- Born: July 17, 1924 Southport, Lancashire, United Kingdom
- Died: September 22, 2017 (aged 93)
- Occupation: Music business executive
- Known for: Founder of the Marquee Club and the National Jazz Festival
- Spouse: Barbara Pendleton

= Harold Pendleton =

British music business executive

Harold Pendleton (17 July 1924 - 22 September 2017) was a British music business executive and former club owner, who established the Marquee Club in London and the National Jazz Festival, the precursor of the Reading Rock Festival.

== Early life ==
Born in Southport, Lancashire, Pendleton trained as an accountant and moved to London in 1948. He had a love of traditional jazz music, and when visiting clubs became friendly with Chris Barber, who had set up the National Federation of Jazz Organisations of Great Britain (NFJOGB). Pendleton became the organisation's secretary, shortening its name to the National Jazz Federation (NJF), and began organising events highlighting British jazz musicians.

== Career ==
By 1957 the National Jazz Federation was promoting 200 concerts a year, but lacked a regular venue. He also encouraged Barber's banjo player Lonnie Donegan to record Lead Belly's song "Rock Island Line", so stimulating the 1950s skiffle craze.
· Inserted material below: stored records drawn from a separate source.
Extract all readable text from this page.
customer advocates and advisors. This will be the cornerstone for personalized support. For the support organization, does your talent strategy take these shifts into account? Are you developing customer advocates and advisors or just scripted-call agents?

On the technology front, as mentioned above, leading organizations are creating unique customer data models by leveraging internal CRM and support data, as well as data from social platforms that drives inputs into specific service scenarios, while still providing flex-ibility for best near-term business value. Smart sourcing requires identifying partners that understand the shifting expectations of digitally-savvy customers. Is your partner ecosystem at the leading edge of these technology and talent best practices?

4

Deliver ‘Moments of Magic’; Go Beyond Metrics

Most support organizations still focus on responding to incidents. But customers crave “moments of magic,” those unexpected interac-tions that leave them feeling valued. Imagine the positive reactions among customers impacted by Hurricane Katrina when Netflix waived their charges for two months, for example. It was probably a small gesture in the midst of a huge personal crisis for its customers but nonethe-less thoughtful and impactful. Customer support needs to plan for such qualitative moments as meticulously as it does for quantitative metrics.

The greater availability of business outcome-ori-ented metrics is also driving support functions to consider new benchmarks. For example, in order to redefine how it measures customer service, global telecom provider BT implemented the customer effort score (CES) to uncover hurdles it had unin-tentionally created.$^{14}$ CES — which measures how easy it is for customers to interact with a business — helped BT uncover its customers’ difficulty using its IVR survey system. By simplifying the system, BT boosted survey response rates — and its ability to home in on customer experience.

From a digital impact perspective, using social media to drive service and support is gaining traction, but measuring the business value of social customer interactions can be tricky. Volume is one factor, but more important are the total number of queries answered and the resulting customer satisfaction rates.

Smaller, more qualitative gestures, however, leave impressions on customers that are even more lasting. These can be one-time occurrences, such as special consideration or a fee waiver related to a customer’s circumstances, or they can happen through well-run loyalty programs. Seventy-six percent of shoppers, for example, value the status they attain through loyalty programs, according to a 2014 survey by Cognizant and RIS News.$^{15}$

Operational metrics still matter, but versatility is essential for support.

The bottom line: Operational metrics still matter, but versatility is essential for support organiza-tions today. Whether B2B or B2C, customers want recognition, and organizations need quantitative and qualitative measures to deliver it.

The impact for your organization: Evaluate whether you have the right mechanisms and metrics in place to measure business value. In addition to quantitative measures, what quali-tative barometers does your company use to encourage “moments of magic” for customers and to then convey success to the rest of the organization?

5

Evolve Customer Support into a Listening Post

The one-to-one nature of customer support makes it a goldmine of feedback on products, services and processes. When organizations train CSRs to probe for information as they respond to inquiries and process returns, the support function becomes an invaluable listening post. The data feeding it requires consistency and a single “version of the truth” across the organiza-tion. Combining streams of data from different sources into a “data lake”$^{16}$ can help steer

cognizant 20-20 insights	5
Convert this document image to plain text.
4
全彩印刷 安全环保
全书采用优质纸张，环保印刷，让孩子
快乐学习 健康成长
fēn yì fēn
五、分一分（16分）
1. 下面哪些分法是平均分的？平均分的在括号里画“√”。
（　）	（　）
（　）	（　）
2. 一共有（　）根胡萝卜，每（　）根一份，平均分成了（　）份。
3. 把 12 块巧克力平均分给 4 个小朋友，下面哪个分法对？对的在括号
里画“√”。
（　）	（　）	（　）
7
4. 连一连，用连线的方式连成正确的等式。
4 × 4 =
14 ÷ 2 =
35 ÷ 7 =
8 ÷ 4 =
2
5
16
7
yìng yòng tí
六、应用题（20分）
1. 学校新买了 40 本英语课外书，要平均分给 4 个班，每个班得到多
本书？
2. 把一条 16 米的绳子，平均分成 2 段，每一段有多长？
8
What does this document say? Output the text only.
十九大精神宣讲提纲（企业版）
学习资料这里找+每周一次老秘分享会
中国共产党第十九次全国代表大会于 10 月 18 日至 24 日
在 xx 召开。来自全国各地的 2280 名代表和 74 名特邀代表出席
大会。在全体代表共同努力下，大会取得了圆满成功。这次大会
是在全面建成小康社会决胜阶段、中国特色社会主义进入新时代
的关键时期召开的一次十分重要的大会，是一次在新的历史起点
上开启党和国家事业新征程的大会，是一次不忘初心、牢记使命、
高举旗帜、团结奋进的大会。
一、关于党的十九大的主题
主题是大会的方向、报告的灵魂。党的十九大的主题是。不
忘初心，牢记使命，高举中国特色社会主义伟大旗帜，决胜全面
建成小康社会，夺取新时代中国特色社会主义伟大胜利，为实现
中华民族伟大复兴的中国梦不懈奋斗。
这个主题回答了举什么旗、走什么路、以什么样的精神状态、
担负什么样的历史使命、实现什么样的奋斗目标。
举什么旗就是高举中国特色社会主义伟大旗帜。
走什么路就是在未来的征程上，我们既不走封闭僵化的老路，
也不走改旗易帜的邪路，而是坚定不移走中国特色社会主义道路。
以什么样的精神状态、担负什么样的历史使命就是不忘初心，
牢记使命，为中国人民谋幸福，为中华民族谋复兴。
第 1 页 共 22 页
In 1958, Pendleton took over the jazz nights held in the Marquee Ballroom in Oxford Street, expanding their programme and frequency and occasionally inviting American musicians, including Muddy Waters, to perform there. After Pendleton saw how successful blues music had become at the Ealing Club, the Marquee began hosting rhythm and blues nights in 1962, and featured the Rolling Stones despite Pendleton's personal dislike of their music. Throughout the 1960s and 1970s, the club, and its attached recording studio, became one of the leading venues for R&B and rock music in Britain.

As Secretary of the NJF, and after being involved in earlier jazz festivals at Beaulieu, Pendleton set up the first National Jazz Festival in 1961. Over time, the event expanded to include not only jazz but also blues, rhythm and blues, and rock music, before becoming known as the Reading Festival.

== Later life ==
In 1987 Pendleton sold the Marquee Club to Billy Gaff, and he retired from his role at the Reading Festival in 1988. Before that, in 1979, he and his wife Barbara became partners with a lighting and sound equipment company, Entec Sound & Light, which had been established by Pat Chapman in 1968 to provide services for rock and pop bands, clubs and festivals.

Pendleton died in 2017, aged 93, after a short illness.